Ausgleichungspflicht Erbengemeinschaft

Abschnitt 1 von 7

Was versteht man unter der Ausgleichungspflicht für Vorempfänge?

Bei Vorempfängen handelt es sich um Zuwendungen des Erblassers an einen Abkömmling gleichen Grades (Tochter, Sohn, Enkel …), die dieser noch zu Lebzeiten erhalten hat und die vom Umfang her so erheblich sind, dass sie eine Gleichbehandlung der Abkömmlinge im Rahmen der gesetzlichen Erbfolge vereiteln würden. In den §§ 2050 ff. BGB ist geregelt, unter welchen Umständen diese Zuwendungen bei der Erbauseinandersetzung zu berücksichtigen sind.

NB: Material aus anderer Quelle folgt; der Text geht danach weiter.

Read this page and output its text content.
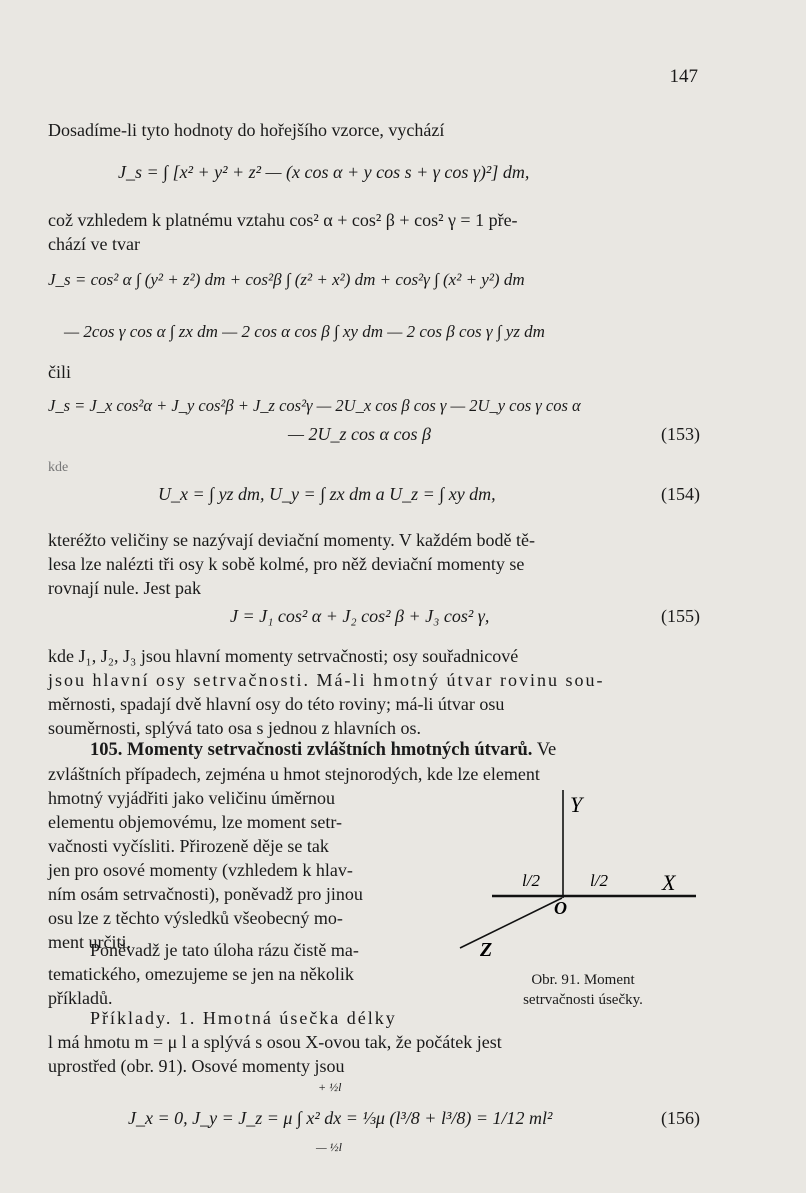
147

Dosadíme-li tyto hodnoty do hořejšího vzorce, vychází

J_s = ∫ [x² + y² + z² — (x cos α + y cos s + γ cos γ)²] dm,

což vzhledem k platnému vztahu cos² α + cos² β + cos² γ = 1 pře-
chází ve tvar

J_s = cos² α ∫ (y² + z²) dm + cos²β ∫ (z² + x²) dm + cos²γ ∫ (x² + y²) dm
— 2cos γ cos α ∫ zx dm — 2 cos α cos β ∫ xy dm — 2 cos β cos γ ∫ yz dm

čili

J_s = J_x cos²α + J_y cos²β + J_z cos²γ — 2U_x cos β cos γ — 2U_y cos γ cos α
— 2U_z cos α cos β	(153)
kde
U_x = ∫ yz dm, U_y = ∫ zx dm a U_z = ∫ xy dm,	(154)

kteréžto veličiny se nazývají deviační momenty. V každém bodě tě-
lesa lze nalézti tři osy k sobě kolmé, pro něž deviační momenty se
rovnají nule. Jest pak

J = J₁ cos² α + J₂ cos² β + J₃ cos² γ,	(155)

kde J₁, J₂, J₃ jsou hlavní momenty setrvačnosti; osy souřadnicové
jsou hlavní osy setrvačnosti. Má-li hmotný útvar rovinu sou-
měrnosti, spadají dvě hlavní osy do této roviny; má-li útvar osu
souměrnosti, splývá tato osa s jednou z hlavních os.

105. Momenty setrvačnosti zvláštních hmotných útvarů. Ve

zvláštních případech, zejména u hmot stejnorodých, kde lze element

hmotný vyjádřiti jako veličinu úměrnou
elementu objemovému, lze moment setr-
vačnosti vyčísliti. Přirozeně děje se tak
jen pro osové momenty (vzhledem k hlav-
ním osám setrvačnosti), poněvadž pro jinou
osu lze z těchto výsledků všeobecný mo-
ment určiti.

Poněvadž je tato úloha rázu čistě ma-
tematického, omezujeme se jen na několik
příkladů.

Příklady. 1. Hmotná úsečka délky

l má hmotu m = μ l a splývá s osou X-ovou tak, že počátek jest
uprostřed (obr. 91). Osové momenty jsou

+ ½l
J_x = 0, J_y = J_z = μ ∫ x² dx = ⅓μ (l³/8 + l³/8) = 1/12 ml²
— ½l
(156)
Y
X
Z
O
l/2	l/2
Obr. 91. Moment
setrvačnosti úsečky.
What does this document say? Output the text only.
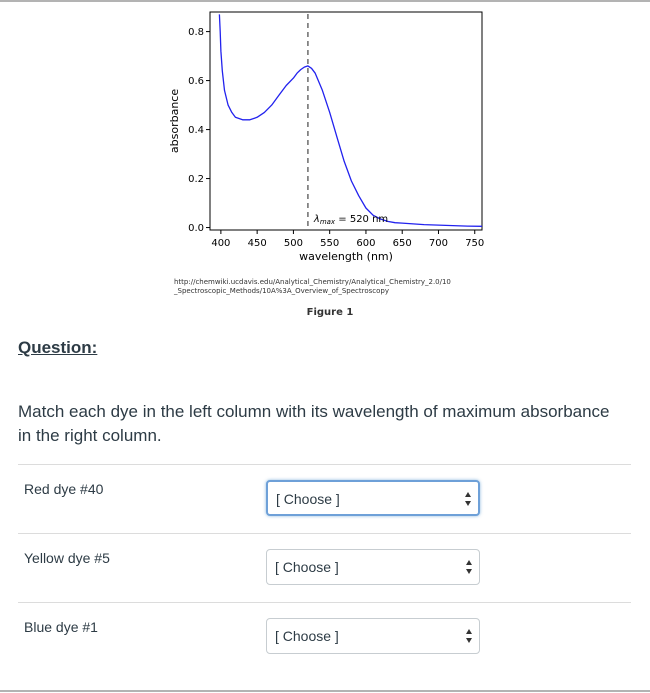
0.0
0.2
0.4
0.6
0.8
400 450 500 550 600 650 700 750
wavelength (nm)
absorbance
$\lambda_{max} = 520$ nm
http://chemwiki.ucdavis.edu/Analytical_Chemistry/Analytical_Chemistry_2.0/10
_Spectroscopic_Methods/10A%3A_Overview_of_Spectroscopy
Figure 1
Question:
Match each dye in the left column with its wavelength of maximum absorbance in the right column.
Red dye #40
[ Choose ]
Yellow dye #5
[ Choose ]
Blue dye #1
[ Choose ]
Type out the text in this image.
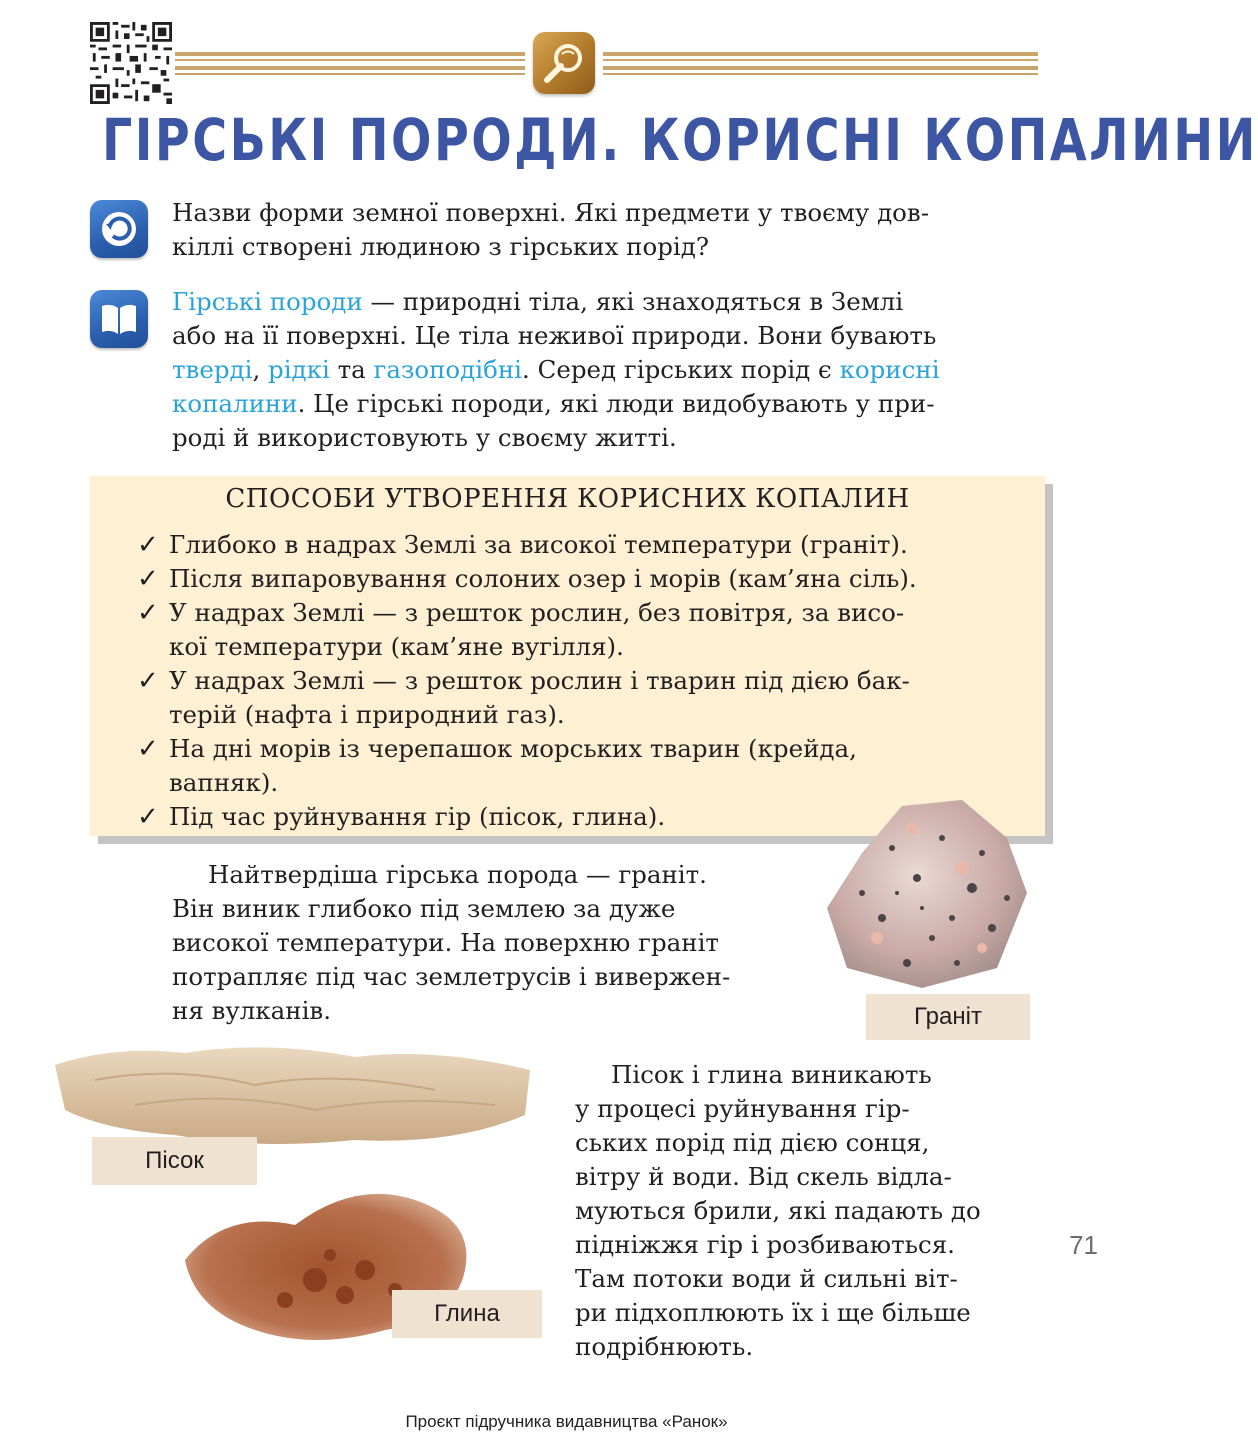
ГІРСЬКІ ПОРОДИ. КОРИСНІ КОПАЛИНИ
Назви форми земної поверхні. Які предмети у твоєму дов-
кіллі створені людиною з гірських порід?
Гірські породи — природні тіла, які знаходяться в Землі
або на її поверхні. Це тіла неживої природи. Вони бувають
тверді, рідкі та газоподібні. Серед гірських порід є корисні
копалини. Це гірські породи, які люди видобувають у при-
роді й використовують у своєму житті.
СПОСОБИ УТВОРЕННЯ КОРИСНИХ КОПАЛИН
✓ Глибоко в надрах Землі за високої температури (граніт).
✓ Після випаровування солоних озер і морів (кам’яна сіль).
✓ У надрах Землі — з решток рослин, без повітря, за висо-
кої температури (кам’яне вугілля).
✓ У надрах Землі — з решток рослин і тварин під дією бак-
терій (нафта і природний газ).
✓ На дні морів із черепашок морських тварин (крейда,
вапняк).
✓ Під час руйнування гір (пісок, глина).
Граніт
Найтвердіша гірська порода — граніт.
Він виник глибоко під землею за дуже
високої температури. На поверхню граніт
потрапляє під час землетрусів і вивержен-
ня вулканів.
Пісок
Глина
Пісок і глина виникають
у процесі руйнування гір-
ських порід під дією сонця,
вітру й води. Від скель відла-
муються брили, які падають до
підніжжя гір і розбиваються.
Там потоки води й сильні віт-
ри підхоплюють їх і ще більше
подрібнюють.
71
Проєкт підручника видавництва «Ранок»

Warum gibt es diese Regelung? Im Grundsatz kann der Erblasser mit seinem Vermögen machen, was er will. Die gesetzliche Erbfolge greift jedoch dann, wenn der Erblasser kein Testament erstellt hat. Der Gesetzgeber unterstellt in diesem Fall, dass der Erblasser alle seine Abkömmlinge gleich behandeln wollte. Um diese Gleichbehandlung zu gewährleisten, werden bestimmte lebzeitige Zuwendungen in die Berechnung des Auseinandersetzungsguthabens einbezogen. Die Empfänger solcher Zuwendungen müssen sich den Wert auf ihren Erbteil anrechnen lassen.
Abzugrenzung: Die Ausgleichungspflicht von Vorempfängen ist zu unterscheiden vom Ausgleichsanspruch nach § 2057a BGB. Dort geht es um besondere Leistungen (z.B. Pflegeleistungen) eines Abkömmlings, die zur Erhaltung oder Vermehrung des Vermögens des Erblassers geführt haben und ohne angemessenes Entgelt erbracht wurden. Dieser Abkömmling soll dafür mehr erhalten, nicht weniger.
Abschnitt 2 von 7

Welche Zuwendungen müssen Miterben einer Erbengemeinschaft ausgleichen?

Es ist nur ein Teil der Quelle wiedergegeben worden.